New York Appellate Court Hands A Loss To Grooveshark In UMG Lawsuit
April 24, 2013 at 4:20 AM (PT)
A NEW YORK appellate court ruled YESTERDAY (4/23) that websites that had users uploading music recorded prior to 1972 are responsible for that copyright violation. The ruling stemmed from a lawsuit filed against GROOVESHARK by UNIVERSAL MUSIC GROUP. MEDIAPOST reports, "The appellate court ruled that the Digital Millennium Copyright Act's safe harbor provisions don't apply to pre-1972 sound recordings. Those safe harbors say that Web services providers aren't liable for users' infringement, as long as the online companies remove pirated material upon the content owner's request."
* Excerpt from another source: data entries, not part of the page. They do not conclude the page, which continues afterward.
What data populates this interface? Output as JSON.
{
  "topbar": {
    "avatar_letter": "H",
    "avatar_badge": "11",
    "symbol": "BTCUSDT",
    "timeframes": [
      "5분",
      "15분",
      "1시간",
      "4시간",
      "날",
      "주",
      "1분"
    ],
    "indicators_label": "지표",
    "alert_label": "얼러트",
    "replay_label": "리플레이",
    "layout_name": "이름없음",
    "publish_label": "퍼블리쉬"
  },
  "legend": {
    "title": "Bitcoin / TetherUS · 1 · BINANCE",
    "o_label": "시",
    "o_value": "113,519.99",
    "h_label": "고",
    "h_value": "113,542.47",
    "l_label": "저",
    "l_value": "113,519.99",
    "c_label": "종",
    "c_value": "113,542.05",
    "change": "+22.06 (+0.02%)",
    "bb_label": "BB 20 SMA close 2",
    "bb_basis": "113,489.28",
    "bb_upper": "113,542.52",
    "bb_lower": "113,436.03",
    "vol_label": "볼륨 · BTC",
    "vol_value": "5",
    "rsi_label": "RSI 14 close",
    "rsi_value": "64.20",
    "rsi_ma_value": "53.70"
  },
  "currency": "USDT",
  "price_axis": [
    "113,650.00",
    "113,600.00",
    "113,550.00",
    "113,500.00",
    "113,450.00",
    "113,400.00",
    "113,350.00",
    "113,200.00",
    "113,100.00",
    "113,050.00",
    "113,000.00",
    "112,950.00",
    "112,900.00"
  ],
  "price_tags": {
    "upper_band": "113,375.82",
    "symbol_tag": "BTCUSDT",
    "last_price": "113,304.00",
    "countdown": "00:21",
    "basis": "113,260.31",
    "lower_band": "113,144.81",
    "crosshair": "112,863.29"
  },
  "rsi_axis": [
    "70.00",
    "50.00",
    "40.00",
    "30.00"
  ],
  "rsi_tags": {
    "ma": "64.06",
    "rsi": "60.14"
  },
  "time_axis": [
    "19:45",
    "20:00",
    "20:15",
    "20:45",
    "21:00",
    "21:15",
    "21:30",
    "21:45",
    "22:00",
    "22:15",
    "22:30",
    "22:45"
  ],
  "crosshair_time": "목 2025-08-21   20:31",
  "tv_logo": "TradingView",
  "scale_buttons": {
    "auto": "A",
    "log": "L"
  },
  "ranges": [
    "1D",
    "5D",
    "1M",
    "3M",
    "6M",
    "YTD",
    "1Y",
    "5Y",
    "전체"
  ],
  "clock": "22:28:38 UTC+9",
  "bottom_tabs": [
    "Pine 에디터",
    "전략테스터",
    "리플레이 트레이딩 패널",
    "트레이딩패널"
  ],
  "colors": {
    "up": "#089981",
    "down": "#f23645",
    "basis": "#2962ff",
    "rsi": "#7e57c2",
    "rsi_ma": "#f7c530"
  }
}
The appeals court came to its decision becase it felt allowing GROOVESHARK to claim the safe harbors for pre-1972 songs would limit UMG's common law rights.
"Had the DMCA never been enacted, there would be no question that UMG could sue defendant in NEW YORK STATE courts to enforce its copyright in the pre-1972 recordings, as soon as it learned that one of the recordings had been posted on GROOVESHARK," the court wrote.
MEDIAPOST notes, "The judges discounted GROOVESHARK's contention that Congress didn't intend to require Web services to police sites for infringement by users."
"We reject defendant’s argument that the very purpose of the DMCA will be thwarted if it is deemed not to apply to the pre-1972 recordings," the court wrote.